- The Washington Times - Friday, January 7, 2005

Some D.C. residents were drinking tap water with high lead levels for as long as a year while the D.C. Water and Sewer Authority (WASA) delayed reporting test results because it had no clear policy on notifying officials or the public about the problem, according to a city audit released yesterday.

In a sharply critical report, the D.C. Office of the Inspector General said WASA failed to take and report accurate water samples, noting discrepancies between the results that WASA reported to federal environmental regulators and the results in WASA’s own reports.

Moreover, WASA waited three months after notifying the U.S. Environmental Protection Agency about the lead problem in August 2002 before contacting the D.C. Department of Health (DOH), the audit found.

“WASA officials did not timely notify the Department of Health regarding the issue of lead in the District’s drinking water,” states the 77-page report issued by interim Inspector General Austin A. Andersen.

“Further, DOH officials stated notification was made in a manner that was interpreted as having a low priority, with little cause for action or alarm.”

WASA came under intense scrutiny last year after city residents learned about tests suggesting lead contamination in the city’s tap water.

Of 6,118 water samples taken during the summer of 2003, more than 4,000 contained lead levels above the safe range of 15 parts per billion, according to court documents filed by two city residents against WASA last year. About 23,000 of WASA’s 130,000 service lines contained lead.

Since then, the Washington Aqueduct, a division of the U.S. Army Corps of Engineers, has altered the chemicals used to treat tap water in an effort to reduce lead leaching. The agency also has begun a multimillion-dollar project to replace the city’s lead-lined water pipes.

The inspector general’s report said other factors could have contributed to the high lead levels, including poor maintenance of the city’s water supply system.

Pipelines are supposed to be flushed each year by opening up fire hydrants to remove any buildup, but the District has not employed a consistent or regimented flushing program, according to the audit.

WASA spokeswoman Karen DeWitt yesterday said the agency has fixed many of problems highlighted in the audit.

Ms. DeWitt responded to questions about the audit by referring to a written response to the inspector general from WASA General Manager Jerry Johnson last month.

In the Dec. 6 letter, Mr. Johnson said WASA has taken steps to “fully address the requirements of the law” and other measures that “go well beyond the requirements” to keep customers informed.
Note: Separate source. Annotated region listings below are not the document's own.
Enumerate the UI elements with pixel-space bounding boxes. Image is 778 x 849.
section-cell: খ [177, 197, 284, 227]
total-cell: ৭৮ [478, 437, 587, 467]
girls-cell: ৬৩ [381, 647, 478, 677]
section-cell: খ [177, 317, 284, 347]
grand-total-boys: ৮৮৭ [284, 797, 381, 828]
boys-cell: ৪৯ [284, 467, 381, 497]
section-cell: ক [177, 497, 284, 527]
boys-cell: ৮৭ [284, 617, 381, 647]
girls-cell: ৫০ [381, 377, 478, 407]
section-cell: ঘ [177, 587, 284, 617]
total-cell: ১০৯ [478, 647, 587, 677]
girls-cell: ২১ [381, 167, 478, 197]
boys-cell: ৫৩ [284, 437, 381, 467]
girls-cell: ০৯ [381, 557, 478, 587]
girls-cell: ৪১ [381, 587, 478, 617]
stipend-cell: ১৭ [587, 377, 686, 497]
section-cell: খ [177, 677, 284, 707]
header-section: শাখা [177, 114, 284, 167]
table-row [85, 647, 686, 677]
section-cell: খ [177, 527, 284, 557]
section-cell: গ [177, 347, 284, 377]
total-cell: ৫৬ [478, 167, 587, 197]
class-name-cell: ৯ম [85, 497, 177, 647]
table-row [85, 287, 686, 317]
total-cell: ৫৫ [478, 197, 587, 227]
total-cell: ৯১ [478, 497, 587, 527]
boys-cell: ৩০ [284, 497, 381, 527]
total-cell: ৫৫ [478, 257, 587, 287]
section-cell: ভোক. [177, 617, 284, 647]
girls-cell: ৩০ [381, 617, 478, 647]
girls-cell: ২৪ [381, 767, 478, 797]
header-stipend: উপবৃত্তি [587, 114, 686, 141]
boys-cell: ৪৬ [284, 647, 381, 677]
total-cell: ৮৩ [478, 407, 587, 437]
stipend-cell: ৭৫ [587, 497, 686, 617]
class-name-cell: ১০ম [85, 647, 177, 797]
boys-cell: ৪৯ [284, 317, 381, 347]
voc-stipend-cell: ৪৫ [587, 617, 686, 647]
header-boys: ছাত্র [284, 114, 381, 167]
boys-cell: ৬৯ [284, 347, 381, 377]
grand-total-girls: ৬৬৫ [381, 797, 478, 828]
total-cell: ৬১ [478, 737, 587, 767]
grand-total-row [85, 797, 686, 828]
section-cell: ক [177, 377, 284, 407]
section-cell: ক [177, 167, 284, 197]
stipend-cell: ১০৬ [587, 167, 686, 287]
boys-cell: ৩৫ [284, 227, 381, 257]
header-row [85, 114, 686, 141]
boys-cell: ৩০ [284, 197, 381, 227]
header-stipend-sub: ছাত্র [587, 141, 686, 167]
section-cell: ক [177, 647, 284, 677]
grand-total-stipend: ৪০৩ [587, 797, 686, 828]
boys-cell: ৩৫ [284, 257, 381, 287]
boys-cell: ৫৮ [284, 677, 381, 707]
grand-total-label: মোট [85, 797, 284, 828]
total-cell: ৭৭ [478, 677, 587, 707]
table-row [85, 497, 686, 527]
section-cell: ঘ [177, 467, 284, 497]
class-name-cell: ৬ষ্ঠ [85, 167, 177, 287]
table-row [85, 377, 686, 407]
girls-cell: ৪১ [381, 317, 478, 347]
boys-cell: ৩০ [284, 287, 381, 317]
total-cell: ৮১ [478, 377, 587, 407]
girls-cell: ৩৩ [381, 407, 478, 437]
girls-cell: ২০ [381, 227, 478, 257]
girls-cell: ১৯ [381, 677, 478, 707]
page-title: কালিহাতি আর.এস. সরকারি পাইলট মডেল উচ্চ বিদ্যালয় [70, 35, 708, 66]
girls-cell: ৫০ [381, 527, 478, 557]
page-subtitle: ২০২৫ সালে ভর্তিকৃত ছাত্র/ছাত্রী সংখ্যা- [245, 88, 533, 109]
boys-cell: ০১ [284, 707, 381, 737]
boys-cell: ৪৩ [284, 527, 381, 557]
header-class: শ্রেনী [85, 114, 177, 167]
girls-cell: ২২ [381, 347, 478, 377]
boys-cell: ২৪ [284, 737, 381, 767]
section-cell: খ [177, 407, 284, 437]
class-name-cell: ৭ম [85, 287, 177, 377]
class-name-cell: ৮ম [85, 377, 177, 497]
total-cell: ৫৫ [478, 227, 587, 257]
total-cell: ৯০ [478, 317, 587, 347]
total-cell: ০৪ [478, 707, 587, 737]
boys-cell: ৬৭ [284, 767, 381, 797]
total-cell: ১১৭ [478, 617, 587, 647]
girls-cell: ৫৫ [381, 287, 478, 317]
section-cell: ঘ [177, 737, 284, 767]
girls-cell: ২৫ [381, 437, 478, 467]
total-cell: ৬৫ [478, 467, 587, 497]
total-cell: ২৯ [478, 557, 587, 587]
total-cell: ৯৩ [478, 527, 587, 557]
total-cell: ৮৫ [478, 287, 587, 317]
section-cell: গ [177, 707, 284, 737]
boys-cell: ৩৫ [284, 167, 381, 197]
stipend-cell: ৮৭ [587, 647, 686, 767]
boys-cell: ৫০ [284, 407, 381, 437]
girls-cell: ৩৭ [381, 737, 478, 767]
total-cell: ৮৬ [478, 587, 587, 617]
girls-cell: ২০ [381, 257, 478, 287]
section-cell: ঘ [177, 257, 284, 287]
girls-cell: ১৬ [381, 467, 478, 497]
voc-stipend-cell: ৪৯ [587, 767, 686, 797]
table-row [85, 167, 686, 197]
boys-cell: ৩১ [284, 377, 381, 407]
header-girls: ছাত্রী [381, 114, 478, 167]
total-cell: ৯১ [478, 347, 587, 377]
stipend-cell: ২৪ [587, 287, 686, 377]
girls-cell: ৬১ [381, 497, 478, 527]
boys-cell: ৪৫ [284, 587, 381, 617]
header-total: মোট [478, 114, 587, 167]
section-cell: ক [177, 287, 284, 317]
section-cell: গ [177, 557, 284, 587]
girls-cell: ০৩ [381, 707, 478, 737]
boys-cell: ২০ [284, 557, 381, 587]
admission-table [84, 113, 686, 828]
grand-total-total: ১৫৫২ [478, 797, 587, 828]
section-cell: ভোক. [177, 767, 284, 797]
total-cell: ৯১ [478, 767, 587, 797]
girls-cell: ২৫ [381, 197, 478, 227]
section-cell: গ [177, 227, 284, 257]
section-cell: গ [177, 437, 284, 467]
He said WASA has distributed more than 34,000 filters, is working to replace all of the city’s lead-lined pipes and has undergone at least eight separate audits or reviews by federal and local authorities.

However, the inspector general’s report says WASA needs to do more work, including making sure that areas with the highest lead levels are the first to get service line replacements.

In 2003, WASA said it did not always prioritize its lead-replacement schedule according to the areas with the highest lead levels, the audit states.

“WASA officials admitted that they were ‘under the gun’ to meet the replacement requirements and may not have addressed the highest lead levels and the most vulnerable populations,” the inspector general’s report states.

Auditors also said WASA “is on the right track” to replace all lead-lined service pipes by 2010, giving priority to known addresses. The project is expected to cost about $300 million.